About $59 billion is spent on television advertising in the U.S. each year, so it’s stunning to realize it’s all going into play. TV is changing in two fundamental ways — tablet-type devices now put enjoyable video streaming in your lap, and the next generation of TV sets is being built, finally, with connections that hook you into the Internet. This means that online video sites have a rare opportunity to smack cable companies and snag billions in ad dollars — if they can use the new gadgets or TV screen access to change consumers’ video behavior. About 2% of U.S. cable subscribers “cut the cord” in the past three years, and that may just be the beginning.
Alas, YouTube may have missed the lead in this new advertising landscape. Today YouTube.com is the top video web site in the U.S., with between 111 million or 130 million monthly uniques (comScore and Quantcast differ slightly in their reports). Yet the time spent on YouTube per user is a fraction of competitors’. ComScore reports the typical YouTube viewer spends 2 hours and 14 minutes a month watching its videos — about 15 minutes per day — while Hulu captures each user for 5 hours and Netflix for more than 9 hours and 15 minutes. People like YouTube, but only for video snacks, not for full-course entertainment meals.

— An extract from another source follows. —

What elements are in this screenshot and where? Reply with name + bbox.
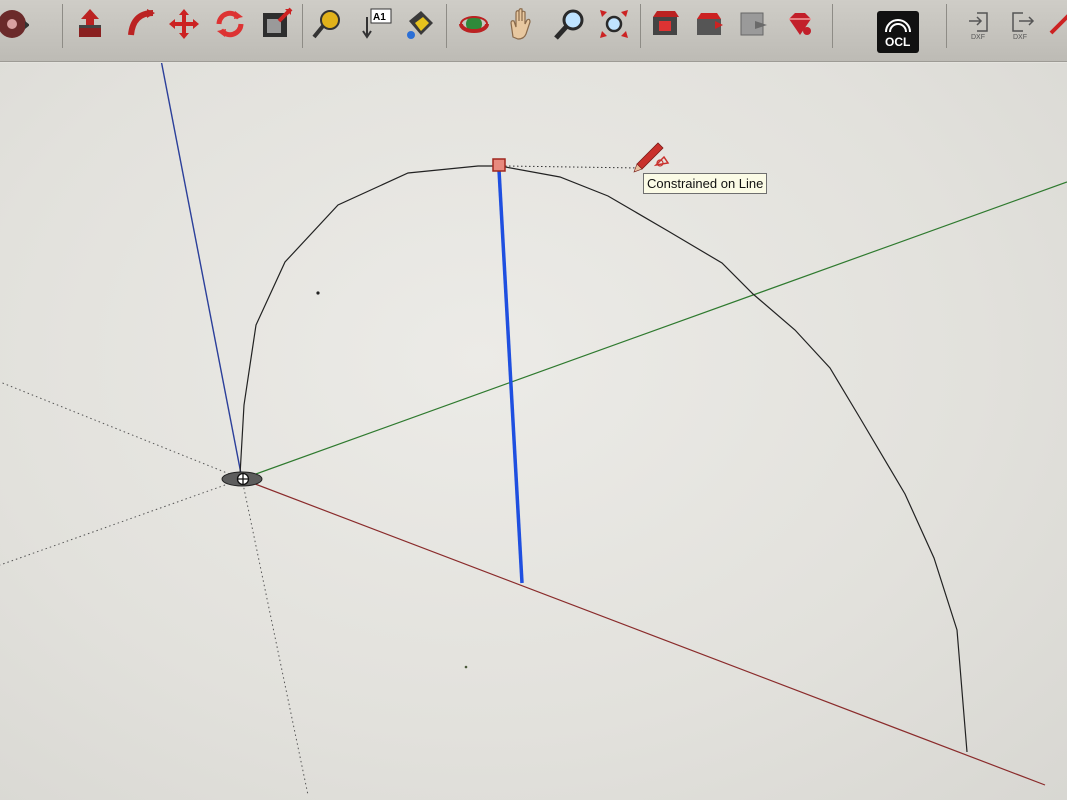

Yes, YouTube is still growing — its audience is up 25% in the past 12 months — but it needs more time from its shallow users if it’s going to attract bigger advertising dollars. To help, Google, which owns YouTube, recently announced it will spend $100 million to build richer, longer, professional video content. YouTube also recently launched YouTube Live, a service meant to lure you in longer, although the initial content we found at youtube.com/live seems lackluster (tobacco education and cricket games, anyone?).
It won’t be easy. “We are not good at creating content,” Tom Pickett, director of content at YouTube, told Ad Age in March. The only way to get viewers to stay is to build content with a reason.